В Москве меня предупредили, что со мной будут плотно работать и что мне следует запастись терпением, потому как придется очень много вспоминать и писать. Увольте, сказал я тогда доверительно представителю, озабоченному гладкостью кожи на своем миловидном лице, излучающим голубоватый отсвет, вспоминать и писать – это два чудовища, которых я боюсь больше всего на свете. Нельзя ли их как-нибудь обойти стороной? Нельзя, сказал представитель строго, пожалуй, даже слишком строго для гомика со стажем. Впрочем, продолжил он, добавив все же в голос сиропа, у вас будет возможность обсудить этот вопрос с профессором Перчатниковым. Представляю, что он вам скажет! И захихикал a la Джонни I, только еще противнее… Однажды Вовочка – божий человек, решив за всех, что надо бы как-нибудь не стандартно встретить новый год, предложил заинтересованным лицам написать рассказ о чем угодно с обещанием приза победителю. Я купил пачку писчей бумаги, положил ее перед собой на письменный стол, предварительно освободив его от всякого хлама, навострил перо, почесал за ухом – и замер на три часа, завороженный белым листом, смотревшим на меня с едва заметной ухмылкой. Наши смотрелки закончились тем, что я схватил наглеца за шиворот, скомкал его и выбросил вон. Следующий лист поначалу вел себя сдержанно, и я даже приблизил к нему перо, решив написать какое-нибудь заглавие, но стоило им сойтись, перу и бумаге, как рука моя самопроизвольно отскочила вверх, точно коснулась оголенного провода, находившегося под напряжением. После этого я готовил себе цикорий с медом, слушал церковные блюзы мисс Махелии Джексон с фестиваля в Ньюпорте, надеясь, что её бесконечные прославления Господа будут услышаны, и частичка благодати перепадет и мне, боксировал с тенью, которая, словно пьяница, то куда-то пропадала, то еле держалась на ногах – и всё это я делал, чтобы взбодрить себя и одолеть, наконец, эту треклятую листушечку, обращавшуюся со мной с высокомерием девственницы. Кто-то, возможно, и не поверит, но я не вывел ни одной буквы почти за полдня упорного сидения, радости от которого было разве что будущему геморрою. Мне, однако, показалось, что белоликая девственница с грустью восприняла мое фиаско: я ее так насмешил за эти долгие часы томления своего убогого духа, что она уже, верно, решилась отдаться мне, не требуя от меня подвига, за любой дебильный абзац – так и его я не сотворил! И вот теперь от меня ждали чуда…

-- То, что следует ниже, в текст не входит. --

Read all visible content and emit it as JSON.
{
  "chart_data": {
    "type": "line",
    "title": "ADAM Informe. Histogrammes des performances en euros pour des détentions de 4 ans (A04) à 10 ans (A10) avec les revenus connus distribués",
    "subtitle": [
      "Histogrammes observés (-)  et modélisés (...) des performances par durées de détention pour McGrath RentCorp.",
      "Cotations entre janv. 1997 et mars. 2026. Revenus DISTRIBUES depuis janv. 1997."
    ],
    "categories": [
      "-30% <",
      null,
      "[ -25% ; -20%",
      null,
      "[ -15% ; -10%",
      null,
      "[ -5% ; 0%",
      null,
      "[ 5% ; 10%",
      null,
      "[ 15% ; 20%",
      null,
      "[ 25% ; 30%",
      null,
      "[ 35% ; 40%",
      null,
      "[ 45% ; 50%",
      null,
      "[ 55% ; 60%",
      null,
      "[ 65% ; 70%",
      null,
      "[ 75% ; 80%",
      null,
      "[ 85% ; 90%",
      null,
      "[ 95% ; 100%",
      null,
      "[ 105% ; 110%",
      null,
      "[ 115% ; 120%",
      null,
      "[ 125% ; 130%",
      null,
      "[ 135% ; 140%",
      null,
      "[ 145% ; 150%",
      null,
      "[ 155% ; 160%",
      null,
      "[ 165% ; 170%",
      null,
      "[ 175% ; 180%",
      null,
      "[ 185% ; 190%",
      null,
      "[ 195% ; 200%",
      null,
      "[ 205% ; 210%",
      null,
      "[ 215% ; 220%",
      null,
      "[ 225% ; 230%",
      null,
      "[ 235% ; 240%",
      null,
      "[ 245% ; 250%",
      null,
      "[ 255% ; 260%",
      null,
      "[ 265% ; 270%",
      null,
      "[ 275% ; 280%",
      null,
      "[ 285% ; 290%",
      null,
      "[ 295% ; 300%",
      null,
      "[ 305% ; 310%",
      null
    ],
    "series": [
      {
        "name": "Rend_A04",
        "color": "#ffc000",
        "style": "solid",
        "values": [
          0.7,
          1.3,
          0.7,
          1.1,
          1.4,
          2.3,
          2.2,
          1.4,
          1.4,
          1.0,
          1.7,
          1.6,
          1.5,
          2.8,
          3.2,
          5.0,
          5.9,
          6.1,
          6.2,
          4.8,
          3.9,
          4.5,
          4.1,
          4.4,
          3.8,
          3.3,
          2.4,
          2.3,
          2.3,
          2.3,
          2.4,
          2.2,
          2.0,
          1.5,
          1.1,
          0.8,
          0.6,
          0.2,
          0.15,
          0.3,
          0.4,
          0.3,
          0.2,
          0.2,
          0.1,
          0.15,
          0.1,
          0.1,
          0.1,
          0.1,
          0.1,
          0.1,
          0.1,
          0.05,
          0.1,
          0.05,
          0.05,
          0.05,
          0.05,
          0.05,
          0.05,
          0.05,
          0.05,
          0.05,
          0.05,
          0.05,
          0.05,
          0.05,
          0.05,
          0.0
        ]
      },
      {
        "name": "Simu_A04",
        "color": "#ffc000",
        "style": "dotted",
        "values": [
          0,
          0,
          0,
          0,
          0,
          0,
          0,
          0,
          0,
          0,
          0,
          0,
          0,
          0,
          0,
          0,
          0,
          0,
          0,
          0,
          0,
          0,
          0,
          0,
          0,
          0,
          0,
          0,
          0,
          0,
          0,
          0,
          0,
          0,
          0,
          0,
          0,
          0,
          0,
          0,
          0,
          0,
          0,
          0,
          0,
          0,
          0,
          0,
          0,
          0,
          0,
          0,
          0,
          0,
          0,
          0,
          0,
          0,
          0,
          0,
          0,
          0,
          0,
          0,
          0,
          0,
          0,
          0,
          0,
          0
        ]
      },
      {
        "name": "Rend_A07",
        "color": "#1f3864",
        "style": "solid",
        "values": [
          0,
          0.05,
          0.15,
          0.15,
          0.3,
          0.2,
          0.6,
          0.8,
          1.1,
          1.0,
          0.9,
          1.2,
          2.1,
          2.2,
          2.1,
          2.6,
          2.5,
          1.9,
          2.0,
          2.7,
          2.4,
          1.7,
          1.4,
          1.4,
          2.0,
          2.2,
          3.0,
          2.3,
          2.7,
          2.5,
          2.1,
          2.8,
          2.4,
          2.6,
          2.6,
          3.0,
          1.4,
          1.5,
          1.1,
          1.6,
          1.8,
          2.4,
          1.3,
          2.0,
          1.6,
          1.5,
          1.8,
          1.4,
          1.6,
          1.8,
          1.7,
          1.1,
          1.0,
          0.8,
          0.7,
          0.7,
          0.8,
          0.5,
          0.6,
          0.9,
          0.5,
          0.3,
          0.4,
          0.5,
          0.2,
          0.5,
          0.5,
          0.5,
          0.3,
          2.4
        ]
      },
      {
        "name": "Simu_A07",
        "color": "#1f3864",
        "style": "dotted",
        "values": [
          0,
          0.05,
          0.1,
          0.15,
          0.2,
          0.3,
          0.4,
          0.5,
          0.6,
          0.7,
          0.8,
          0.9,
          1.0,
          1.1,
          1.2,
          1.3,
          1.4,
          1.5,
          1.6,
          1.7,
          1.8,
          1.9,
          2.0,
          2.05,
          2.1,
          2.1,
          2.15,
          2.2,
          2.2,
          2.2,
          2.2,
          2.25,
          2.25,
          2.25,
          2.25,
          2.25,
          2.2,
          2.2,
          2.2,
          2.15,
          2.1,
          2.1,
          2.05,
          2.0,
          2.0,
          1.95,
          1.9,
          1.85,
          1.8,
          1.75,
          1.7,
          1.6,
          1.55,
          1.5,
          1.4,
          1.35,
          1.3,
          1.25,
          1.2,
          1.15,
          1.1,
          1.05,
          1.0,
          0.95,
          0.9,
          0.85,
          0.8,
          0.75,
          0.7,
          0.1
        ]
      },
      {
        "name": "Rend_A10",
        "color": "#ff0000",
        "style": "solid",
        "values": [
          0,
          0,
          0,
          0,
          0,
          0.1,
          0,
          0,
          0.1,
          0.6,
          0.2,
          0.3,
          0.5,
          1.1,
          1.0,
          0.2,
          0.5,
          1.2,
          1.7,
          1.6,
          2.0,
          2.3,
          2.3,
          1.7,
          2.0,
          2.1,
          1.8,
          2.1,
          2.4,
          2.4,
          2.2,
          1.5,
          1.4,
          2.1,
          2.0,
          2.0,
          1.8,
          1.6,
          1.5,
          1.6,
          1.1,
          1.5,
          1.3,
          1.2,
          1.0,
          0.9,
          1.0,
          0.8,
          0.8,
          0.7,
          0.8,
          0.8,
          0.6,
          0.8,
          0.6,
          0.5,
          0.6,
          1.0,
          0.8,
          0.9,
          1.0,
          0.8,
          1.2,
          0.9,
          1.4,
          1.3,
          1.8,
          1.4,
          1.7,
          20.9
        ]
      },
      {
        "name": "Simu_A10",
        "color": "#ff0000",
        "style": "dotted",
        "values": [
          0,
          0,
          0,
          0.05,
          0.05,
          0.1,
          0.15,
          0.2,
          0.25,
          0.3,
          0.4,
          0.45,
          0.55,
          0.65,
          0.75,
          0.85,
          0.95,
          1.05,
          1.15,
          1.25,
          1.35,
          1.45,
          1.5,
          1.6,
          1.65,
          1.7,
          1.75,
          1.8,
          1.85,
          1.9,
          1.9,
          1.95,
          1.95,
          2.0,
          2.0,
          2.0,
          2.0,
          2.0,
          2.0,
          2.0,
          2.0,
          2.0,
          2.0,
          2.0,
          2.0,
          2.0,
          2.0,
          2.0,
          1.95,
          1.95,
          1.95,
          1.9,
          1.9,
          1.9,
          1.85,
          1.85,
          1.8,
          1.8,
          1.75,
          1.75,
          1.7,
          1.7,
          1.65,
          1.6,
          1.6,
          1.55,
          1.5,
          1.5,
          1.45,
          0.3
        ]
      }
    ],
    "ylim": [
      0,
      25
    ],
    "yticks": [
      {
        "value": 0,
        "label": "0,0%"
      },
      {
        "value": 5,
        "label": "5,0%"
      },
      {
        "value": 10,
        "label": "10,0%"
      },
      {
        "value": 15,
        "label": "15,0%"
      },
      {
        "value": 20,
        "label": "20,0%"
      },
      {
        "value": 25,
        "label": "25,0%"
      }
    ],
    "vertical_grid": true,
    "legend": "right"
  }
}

Солнце меж тем скрылось за холмами справа, стало и впрямь прохладно, и я вспомнил про плед. Но даже и он не сразу согрел меня, и быть бы мне недужным, коли бы не джоннин родственник, которому ради моего здоровья пришлось пожертвовать своей молодой жизнью. Хотя справедливости ради надо отметить, что он и так уже дышал на ладан.
Глава третья
На следующий день прямо спозаранку прибыл русский патриот. Я дурно спал, каждые пятнадцать минут смотрел на часы, раздражаясь всякий раз по поводу их несуетного хода, а едва забылся, как во сне мне тотчас позвонили и голосом Антиба Илларионовича Деревянко предупредили, что сейчас поднимутся. Пришлось просыпаться и идти открывать. Куратор мой в отличие от меня был свеж и весел.
– Я, конечно, понимаю, что вы богемный человек, Тимофей Бенедиктович, – начал он с порога, едва поприветствовав меня, – но с этого часа мы начинаем работать – много и трудно.
– Это я должен буду работать много и трудно? – мое удивление было почти что искренним. – И сколько, интересно, мне здесь будут платить? И еще, Антиб-б Илларионович, в качестве ориентира для будущего нашего общения: я не люблю людей, которые с утра говорят о работе. Это я вам официально заявляю как богемный человек.
Выговор мой не смутил гостя. Он лишь покивал понимающе головой и продолжил склонять меня к каторжному труду.